I forget sometimes that students have lives and that sometimes these lives interfere with their schoolwork. And it’s not simply that students are self-indulgently inflating what we as adults might see as petty problems. Many of my students are dealing with far harder issues than I had to at their age. I have seen students struggling to pay medical bills because they don’t have insurance and others trying to balance schoolwork with their participation in Navajo or Hopi ceremonies that don’t unfold according to our academic calendars. I’ve watched students deal with siblings who overdose on drugs, who run away from home, whose parents kick them out of the house. I’ve had students who had to take out restraining orders on abusive ex-boyfriends or who needed to return home to care for ailing parents.
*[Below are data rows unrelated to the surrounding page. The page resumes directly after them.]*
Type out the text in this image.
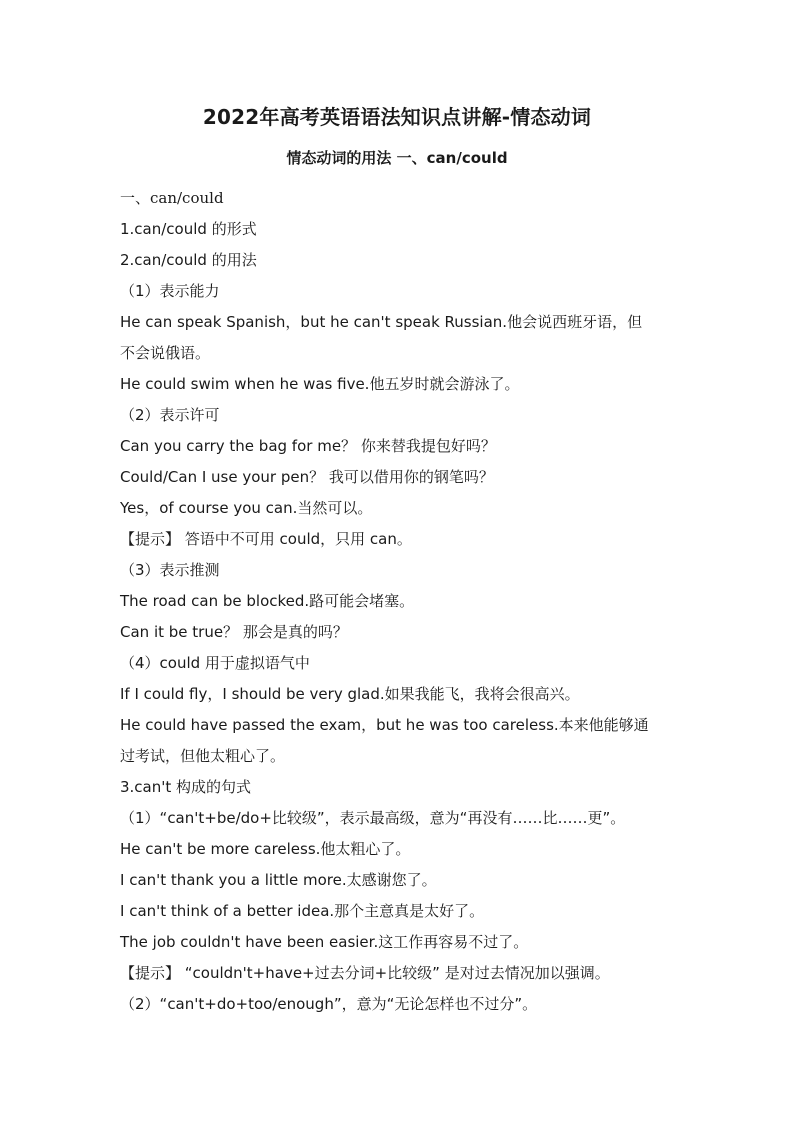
2022年高考英语语法知识点讲解-情态动词
情态动词的用法 一、can/could
一、can/could
1.can/could 的形式
2.can/could 的用法
（1）表示能力
He can speak Spanish，but he can't speak Russian.他会说西班牙语，但
不会说俄语。
He could swim when he was five.他五岁时就会游泳了。
（2）表示许可
Can you carry the bag for me？ 你来替我提包好吗？
Could/Can I use your pen？ 我可以借用你的钢笔吗？
Yes，of course you can.当然可以。
【提示】 答语中不可用 could，只用 can。
（3）表示推测
The road can be blocked.路可能会堵塞。
Can it be true？ 那会是真的吗？
（4）could 用于虚拟语气中
If I could fly，I should be very glad.如果我能飞，我将会很高兴。
He could have passed the exam，but he was too careless.本来他能够通
过考试，但他太粗心了。
3.can't 构成的句式
（1）“can't+be/do+比较级”，表示最高级，意为“再没有……比……更”。
He can't be more careless.他太粗心了。
I can't thank you a little more.太感谢您了。
I can't think of a better idea.那个主意真是太好了。
The job couldn't have been easier.这工作再容易不过了。
【提示】 “couldn't+have+过去分词+比较级” 是对过去情况加以强调。
（2）“can't+do+too/enough”，意为“无论怎样也不过分”。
And I’ve seen these very same students return to my class later when life has calmed down and simply kick ass.
Look, I’m not saying that all students who slack are facing huge life problems. Nor am I saying that you should bend your standards for each one who is–that’s not fair to other students. And I’m certainly not saying that you don’t have the right to lose your patience every once in a while.
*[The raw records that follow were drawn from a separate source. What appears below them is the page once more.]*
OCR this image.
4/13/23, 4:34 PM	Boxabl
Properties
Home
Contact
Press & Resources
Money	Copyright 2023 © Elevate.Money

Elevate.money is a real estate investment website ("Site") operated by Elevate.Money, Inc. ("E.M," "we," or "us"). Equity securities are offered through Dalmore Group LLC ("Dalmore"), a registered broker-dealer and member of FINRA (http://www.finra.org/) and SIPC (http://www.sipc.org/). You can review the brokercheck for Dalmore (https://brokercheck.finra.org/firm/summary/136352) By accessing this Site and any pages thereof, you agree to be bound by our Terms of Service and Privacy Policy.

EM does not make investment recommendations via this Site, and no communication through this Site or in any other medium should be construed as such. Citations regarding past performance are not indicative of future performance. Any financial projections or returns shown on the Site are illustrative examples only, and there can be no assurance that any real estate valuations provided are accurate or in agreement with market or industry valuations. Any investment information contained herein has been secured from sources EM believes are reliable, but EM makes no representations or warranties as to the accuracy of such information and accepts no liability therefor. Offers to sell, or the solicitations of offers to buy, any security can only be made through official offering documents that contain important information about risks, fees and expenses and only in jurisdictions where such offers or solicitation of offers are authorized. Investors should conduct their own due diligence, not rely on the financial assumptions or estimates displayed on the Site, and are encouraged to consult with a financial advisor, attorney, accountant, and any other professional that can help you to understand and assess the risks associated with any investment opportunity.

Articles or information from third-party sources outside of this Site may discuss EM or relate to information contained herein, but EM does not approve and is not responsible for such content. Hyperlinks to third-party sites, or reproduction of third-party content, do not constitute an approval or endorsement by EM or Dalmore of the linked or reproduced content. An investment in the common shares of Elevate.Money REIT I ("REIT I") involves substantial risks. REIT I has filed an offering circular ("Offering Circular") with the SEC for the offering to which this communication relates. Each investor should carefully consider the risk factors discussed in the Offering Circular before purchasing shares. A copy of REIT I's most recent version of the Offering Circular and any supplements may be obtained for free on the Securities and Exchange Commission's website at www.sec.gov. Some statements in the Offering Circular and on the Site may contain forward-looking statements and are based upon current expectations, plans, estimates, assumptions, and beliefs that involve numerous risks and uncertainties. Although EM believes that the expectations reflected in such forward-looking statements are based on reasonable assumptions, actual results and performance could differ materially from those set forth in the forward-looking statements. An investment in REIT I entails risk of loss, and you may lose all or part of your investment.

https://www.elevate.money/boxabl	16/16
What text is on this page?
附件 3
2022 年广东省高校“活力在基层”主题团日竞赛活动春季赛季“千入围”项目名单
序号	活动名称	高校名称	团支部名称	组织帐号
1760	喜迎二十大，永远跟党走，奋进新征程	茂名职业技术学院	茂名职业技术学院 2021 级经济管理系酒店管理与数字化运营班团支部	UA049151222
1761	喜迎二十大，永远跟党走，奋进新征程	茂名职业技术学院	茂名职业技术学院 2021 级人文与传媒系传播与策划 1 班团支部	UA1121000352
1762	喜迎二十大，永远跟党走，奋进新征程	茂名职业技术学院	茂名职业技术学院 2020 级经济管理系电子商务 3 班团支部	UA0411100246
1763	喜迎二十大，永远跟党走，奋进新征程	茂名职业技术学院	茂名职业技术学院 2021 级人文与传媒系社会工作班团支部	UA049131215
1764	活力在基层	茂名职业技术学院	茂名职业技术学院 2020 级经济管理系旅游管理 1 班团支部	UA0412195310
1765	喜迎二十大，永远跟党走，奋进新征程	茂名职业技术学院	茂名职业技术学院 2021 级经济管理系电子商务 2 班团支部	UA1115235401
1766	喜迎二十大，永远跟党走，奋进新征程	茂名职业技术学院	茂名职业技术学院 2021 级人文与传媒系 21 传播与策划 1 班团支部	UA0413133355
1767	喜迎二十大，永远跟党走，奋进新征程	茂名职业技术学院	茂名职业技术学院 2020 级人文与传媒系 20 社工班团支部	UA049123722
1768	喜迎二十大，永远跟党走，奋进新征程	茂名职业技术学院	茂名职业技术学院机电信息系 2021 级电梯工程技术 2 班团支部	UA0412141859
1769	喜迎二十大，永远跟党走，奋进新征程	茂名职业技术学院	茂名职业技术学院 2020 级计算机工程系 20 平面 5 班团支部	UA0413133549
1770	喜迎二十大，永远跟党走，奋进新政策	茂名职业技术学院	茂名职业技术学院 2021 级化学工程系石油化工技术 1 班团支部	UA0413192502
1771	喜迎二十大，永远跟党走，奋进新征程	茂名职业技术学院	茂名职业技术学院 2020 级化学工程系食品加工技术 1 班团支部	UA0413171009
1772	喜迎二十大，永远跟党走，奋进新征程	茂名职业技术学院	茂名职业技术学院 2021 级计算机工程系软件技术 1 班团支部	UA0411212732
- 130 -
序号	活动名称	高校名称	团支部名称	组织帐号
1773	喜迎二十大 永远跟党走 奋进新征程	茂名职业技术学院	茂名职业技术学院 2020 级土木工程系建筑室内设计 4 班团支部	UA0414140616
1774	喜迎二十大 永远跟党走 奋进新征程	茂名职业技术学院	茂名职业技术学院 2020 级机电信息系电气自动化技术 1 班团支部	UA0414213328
I suppose what I am saying is that there’s no harm in giving each and every student the benefit of the doubt. I am happier now that I don’t feel I have to play detective and sniff out every student who might be taking advantage of my good nature. I am much happier now that I no longer assume I have any inkling why students behave the way they do. I am worlds happier now that my first conscious thought is to not assume a student’s seeming lack of engagement or effort has anything to do with me or my class.
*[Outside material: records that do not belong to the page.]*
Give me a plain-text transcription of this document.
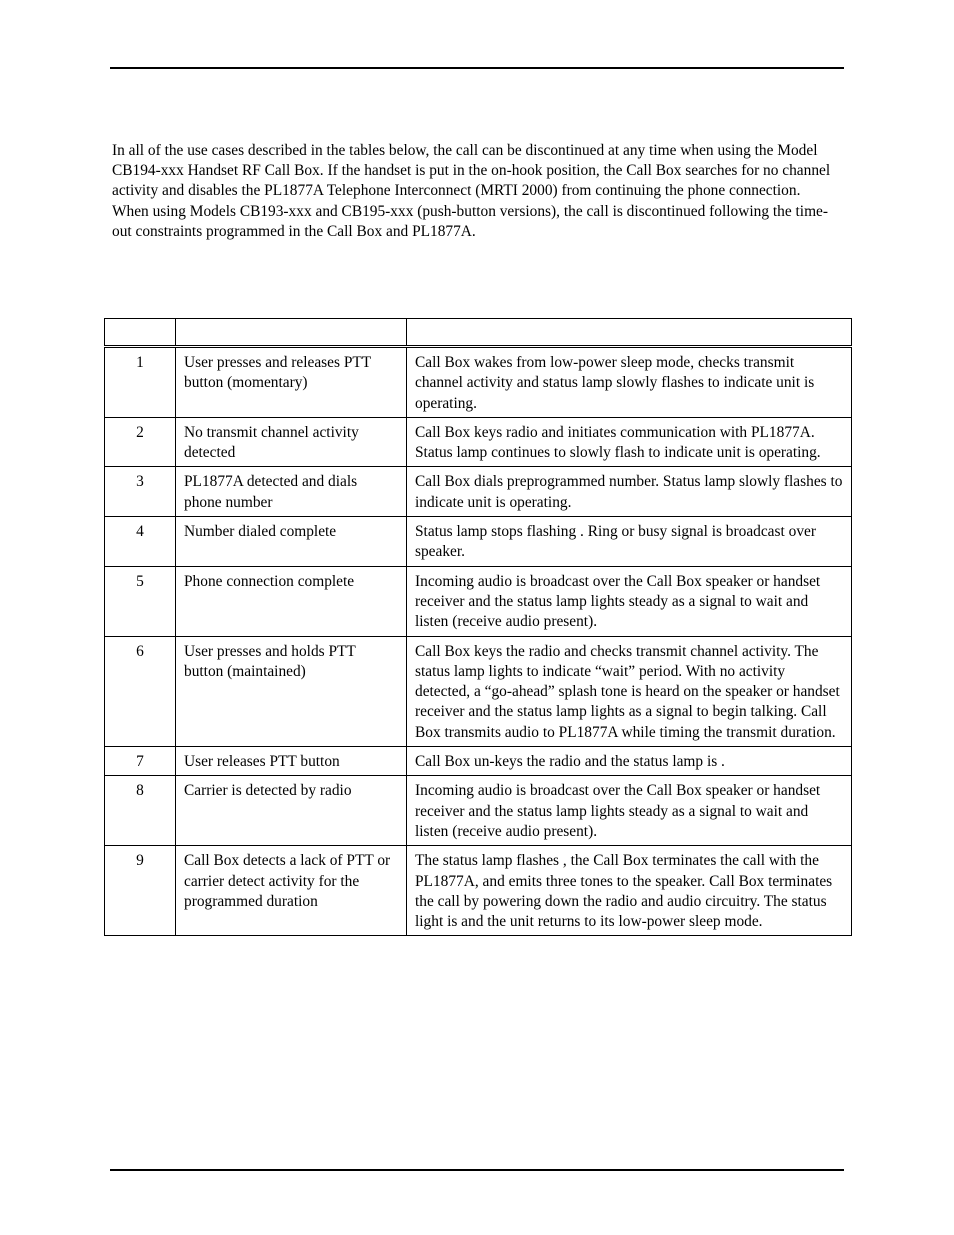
In all of the use cases described in the tables below, the call can be discontinued at any time when using the Model CB194-xxx Handset RF Call Box. If the handset is put in the on-hook position, the Call Box searches for no channel activity and disables the PL1877A Telephone Interconnect (MRTI 2000) from continuing the phone connection. When using Models CB193-xxx and CB195-xxx (push-button versions), the call is discontinued following the time-out constraints programmed in the Call Box and PL1877A.

1	User presses and releases PTT button (momentary)	Call Box wakes from low-power sleep mode, checks transmit channel activity and status lamp slowly flashes to indicate unit is operating.
2	No transmit channel activity detected	Call Box keys radio and initiates communication with PL1877A. Status lamp continues to slowly flash to indicate unit is operating.
3	PL1877A detected and dials phone number	Call Box dials preprogrammed number. Status lamp slowly flashes to indicate unit is operating.
4	Number dialed complete	Status lamp stops flashing . Ring or busy signal is broadcast over speaker.
5	Phone connection complete	Incoming audio is broadcast over the Call Box speaker or handset receiver and the status lamp lights steady as a signal to wait and listen (receive audio present).
6	User presses and holds PTT button (maintained)	Call Box keys the radio and checks transmit channel activity. The status lamp lights to indicate “wait” period. With no activity detected, a “go-ahead” splash tone is heard on the speaker or handset receiver and the status lamp lights as a signal to begin talking. Call Box transmits audio to PL1877A while timing the transmit duration.
7	User releases PTT button	Call Box un-keys the radio and the status lamp is .
8	Carrier is detected by radio	Incoming audio is broadcast over the Call Box speaker or handset receiver and the status lamp lights steady as a signal to wait and listen (receive audio present).
9	Call Box detects a lack of PTT or carrier detect activity for the programmed duration	The status lamp flashes , the Call Box terminates the call with the PL1877A, and emits three tones to the speaker. Call Box terminates the call by powering down the radio and audio circuitry. The status light is and the unit returns to its low-power sleep mode.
To coin a lame metaphor, the seeds of this perspective were planted years ago. I like to call the reason I began to change my perspective the Eli contingency. Eli was a student in the first class I taught as a Ph.D. student at UConn. He came to class minutes late almost every day and usually wearing sunglasses. Often I had to ask him to remove the sunglasses. In my memory, Eli looks a bit like Tom Cruise in Risky Business sans the cigarette.
Needless to say, I dreaded meeting with Eli for our first individual conference. He had just turned in an entirely incoherent paper with short, choppy paragraphs, none of which seemed to have an overall point. Eli and I sat down, and I wanted to accuse him of turning in a lazy, half-assed paper and send him on his way with the simple advice of “work harder and do better.” Instead, I decided to play as dumb as I assumed he was. “You see, Eli,” I said, “it really helps if each paragraph has one main point, and it really helps if that main point is expressed somewhere near the beginning of a paragraph in what we call a topic sentence.” I illustrated by pointing out a few examples, expecting at any moment Eli would stop me, confess to having written the paper an hour before class, promise to do better in revision, and we could call it quits.
Eli did stop me, but instead he asked, “Why hasn’t anyone told me this before?” The moment has obviously become romanticized in my memory, but I swear there were tears in his eyes.
In short, Eli really hadn’t learned any of this stuff before, and he literally devoured the instruction I gave. By the end of the semester, he wasn’t writing great papers, but they were pretty darn good, and they definitely showed that he was desperately trying to put to use any feedback I gave him. He was, by the end of the semester, also one of my favorite students simply because he worked so hard.
So, the point of this story, as I’m sure is quite obvious (one might say “ham-fisted”), is that you simply don’t know what’s going on in your students’ lives and to speculate negatively is not only dismissive of them but also likely to make you unhappy. So don’t.